[SPLIT] A piece of wire 10m long is cut into two pieces....

[xtrmk]

A piece of wire 10m long is cut into two pieces. One piece is bent into a square and the other is bent into an equilateral triangle. How should the wire be cut so that the enclosed area is a minimum? Find the minimum area.

Area of a square= s^2
Area of eq. triangle = [root(3)/4]s^2

How do I proceed from here?

 

[galactus]

I'll get you started with this one. OK?.

As can be seen from the diagram, the area of the square and triangle is \(\displaystyle \L\\s^{2}+\frac{\sqrt{3}}{4}w^{2}\)

Because x is the perimeter of the square and y is the perimeter of the triangle:

\(\displaystyle \L\\s=\frac{x}{4}\) and \(\displaystyle w=\frac{y}{3}\)

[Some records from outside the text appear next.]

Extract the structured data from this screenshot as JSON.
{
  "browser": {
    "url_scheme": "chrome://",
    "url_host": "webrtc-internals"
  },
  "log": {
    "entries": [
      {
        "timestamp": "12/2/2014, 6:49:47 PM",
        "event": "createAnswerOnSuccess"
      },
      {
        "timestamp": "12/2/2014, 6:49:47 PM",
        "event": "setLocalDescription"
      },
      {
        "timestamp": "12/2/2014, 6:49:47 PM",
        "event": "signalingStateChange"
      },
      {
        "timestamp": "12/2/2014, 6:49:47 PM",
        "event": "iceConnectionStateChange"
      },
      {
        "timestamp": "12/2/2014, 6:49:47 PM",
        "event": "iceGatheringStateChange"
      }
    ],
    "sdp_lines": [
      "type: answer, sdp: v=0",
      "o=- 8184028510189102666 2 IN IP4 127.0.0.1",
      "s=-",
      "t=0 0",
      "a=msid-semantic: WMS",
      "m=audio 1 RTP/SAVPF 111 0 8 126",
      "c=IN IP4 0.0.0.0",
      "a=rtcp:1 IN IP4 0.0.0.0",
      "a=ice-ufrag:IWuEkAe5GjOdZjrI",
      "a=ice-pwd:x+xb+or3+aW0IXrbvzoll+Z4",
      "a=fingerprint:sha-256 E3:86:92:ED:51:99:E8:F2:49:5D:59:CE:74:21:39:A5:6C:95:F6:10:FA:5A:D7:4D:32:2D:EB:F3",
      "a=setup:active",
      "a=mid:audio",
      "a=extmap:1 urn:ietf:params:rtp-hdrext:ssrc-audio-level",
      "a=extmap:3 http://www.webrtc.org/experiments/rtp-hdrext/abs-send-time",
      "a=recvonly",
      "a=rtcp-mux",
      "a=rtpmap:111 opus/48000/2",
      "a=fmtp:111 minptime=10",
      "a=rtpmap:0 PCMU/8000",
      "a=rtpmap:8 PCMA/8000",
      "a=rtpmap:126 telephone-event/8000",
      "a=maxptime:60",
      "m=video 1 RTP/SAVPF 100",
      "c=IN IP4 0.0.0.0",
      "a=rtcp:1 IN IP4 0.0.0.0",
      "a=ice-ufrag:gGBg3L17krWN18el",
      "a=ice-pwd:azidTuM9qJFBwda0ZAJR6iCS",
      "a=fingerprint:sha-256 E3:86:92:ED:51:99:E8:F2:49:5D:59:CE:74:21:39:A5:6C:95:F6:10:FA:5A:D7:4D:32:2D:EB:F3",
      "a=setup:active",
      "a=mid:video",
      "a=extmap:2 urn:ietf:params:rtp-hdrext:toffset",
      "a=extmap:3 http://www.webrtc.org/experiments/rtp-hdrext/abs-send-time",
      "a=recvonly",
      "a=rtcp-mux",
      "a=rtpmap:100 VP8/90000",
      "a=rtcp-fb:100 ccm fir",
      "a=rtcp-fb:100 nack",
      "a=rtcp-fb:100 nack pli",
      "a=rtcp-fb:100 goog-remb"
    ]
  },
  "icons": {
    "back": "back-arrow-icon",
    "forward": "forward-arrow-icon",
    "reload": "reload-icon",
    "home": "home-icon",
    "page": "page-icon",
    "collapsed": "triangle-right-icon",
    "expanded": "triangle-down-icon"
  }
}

\(\displaystyle \L\\A=(\frac{x}{4})^{2}+\frac{\sqrt{3}}{4}(\frac{y}{3})^{2}\)

Now, the length of the wire is \(\displaystyle x+y=10\Rightarrow{y=10-x}\)

Sub into A:

\(\displaystyle \L\\A=(\frac{x}{4})^{2}+\frac{\sqrt{3}}{4}(\frac{10-x}{3})^{2}\)

I mislabeled the side of the triangle as x. That should be a w.

Now, simplify, differentiate, set to 0 and solve for x. You should be able to find your dimensions from there. Okey-doke.